After some rather significant discussion about the last few verses of 2 Peter chapter 2, one of the ladies in our Sunday Bible Study class asked me “Why are you going here? There are plenty of other churches out there.” Naturally, I had a reply to her question. Once my reply was offered the discussion continued. At the end of the class she came up and attempted to explain her question and asked again, “why are you going here.” I looked at her and simply pointed to the teacher and said, “Because of him.”
I enjoy our class leader. He’s smart, well rounded in the full context of scripture and not afraid to tackle tough questions. That aside, the interesting part of the ladies question and its implication got me thinking. Is it necessary for us all to believe alike in order to study and worship together? If we all thought the same thing and saw scripture through the same eyes, what value is there in that? Who gains anything by pooling like-mindedness? Is there nothing more to learn from the biblical text? Has it all been mined? If so, why do theologians continue to write books? Why are new commentaries being printed and old ones revised? Is it necessary that we all drink from the same well when it comes to some of the thorny issues of the biblical text?
It’s important that lively and pointed discussion take place when it comes to scripture. My beliefs today are not at all what they were ten or fifteen years ago, nor should they be – If I’m not growing than shame on me. I’m reading a book now that’s stretching my understanding of the Gospels. I’m not in agreement with everything the author says, but I can appreciate his position and it causes me to think as I read the four Gospels and seek to understand their message. To me, that’s what growth is all about.

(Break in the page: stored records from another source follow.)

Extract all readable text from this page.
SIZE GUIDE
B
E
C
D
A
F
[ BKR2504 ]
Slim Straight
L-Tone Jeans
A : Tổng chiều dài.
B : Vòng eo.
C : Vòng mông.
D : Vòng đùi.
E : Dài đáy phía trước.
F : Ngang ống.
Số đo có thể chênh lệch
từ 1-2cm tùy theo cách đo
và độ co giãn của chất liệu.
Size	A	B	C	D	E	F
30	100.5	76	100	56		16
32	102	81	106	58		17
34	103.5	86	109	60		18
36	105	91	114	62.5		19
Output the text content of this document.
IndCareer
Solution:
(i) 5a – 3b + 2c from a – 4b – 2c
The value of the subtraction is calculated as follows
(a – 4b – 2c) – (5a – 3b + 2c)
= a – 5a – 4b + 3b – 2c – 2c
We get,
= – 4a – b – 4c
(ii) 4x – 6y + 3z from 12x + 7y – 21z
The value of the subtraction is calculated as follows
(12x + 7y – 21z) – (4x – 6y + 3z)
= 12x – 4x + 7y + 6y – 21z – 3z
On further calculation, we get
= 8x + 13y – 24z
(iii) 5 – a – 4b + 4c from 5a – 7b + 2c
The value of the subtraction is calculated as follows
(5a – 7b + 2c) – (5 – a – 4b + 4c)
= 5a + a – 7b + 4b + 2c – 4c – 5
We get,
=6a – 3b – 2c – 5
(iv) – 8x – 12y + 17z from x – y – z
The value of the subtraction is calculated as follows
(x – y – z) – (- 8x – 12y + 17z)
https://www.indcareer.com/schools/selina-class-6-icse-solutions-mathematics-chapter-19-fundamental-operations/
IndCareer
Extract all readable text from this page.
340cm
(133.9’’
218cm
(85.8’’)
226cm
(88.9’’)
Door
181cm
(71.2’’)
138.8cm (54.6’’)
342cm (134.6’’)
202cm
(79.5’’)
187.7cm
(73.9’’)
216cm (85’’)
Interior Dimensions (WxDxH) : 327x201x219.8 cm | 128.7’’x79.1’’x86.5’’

If we look at the ministry of Jesus we can see significant changes in how his ministry unfolded and not always for the better, I might add. When first starting out, it seemed all would flock to his teaching and when he called the Twelve they responded without the least hesitation. However, as the hands of time moved along, his ministry became more and more controversial. Not in his message, but in how his message was received. For many of the religious leaders it was negative. For the Twelve it was often bewilderment turning to “now we believe.” That’s how we are at times. In the beginning of our faith we soak it all up like a sponge and then we begin hearing different applications of the text, read different authors, maybe take a seminary class or two and find that the fields are fertile with challenging ideas and they push us to come to terms with our original belief system. We should not question things because we don’t believe; we should question things because we want to believe. We want our faith to be just that our faith. Let’s not be interested in going along to get along. Let’s seek to be challenged and to come to terms with the message of the text ourselves.
When we read scripture and attend Bible studies, we should want to think, to noodle, to ponder the text and dissect it so we not only understand it, but find out how to apply it to our life. There are times when we will look but don’t see, hear the words but don’t hear the message. There are those moments when, like the Twelve, we can hear Jesus saying, “Where is your faith?” or “Do you not understand that I was not talking about bread but about the leaven of the Pharisees?” Yes, let’s choose to have our mind engaged as well as our heart. To have the text pierce not only our emotions but our understanding so we walk away from the text with both wonder and wondering.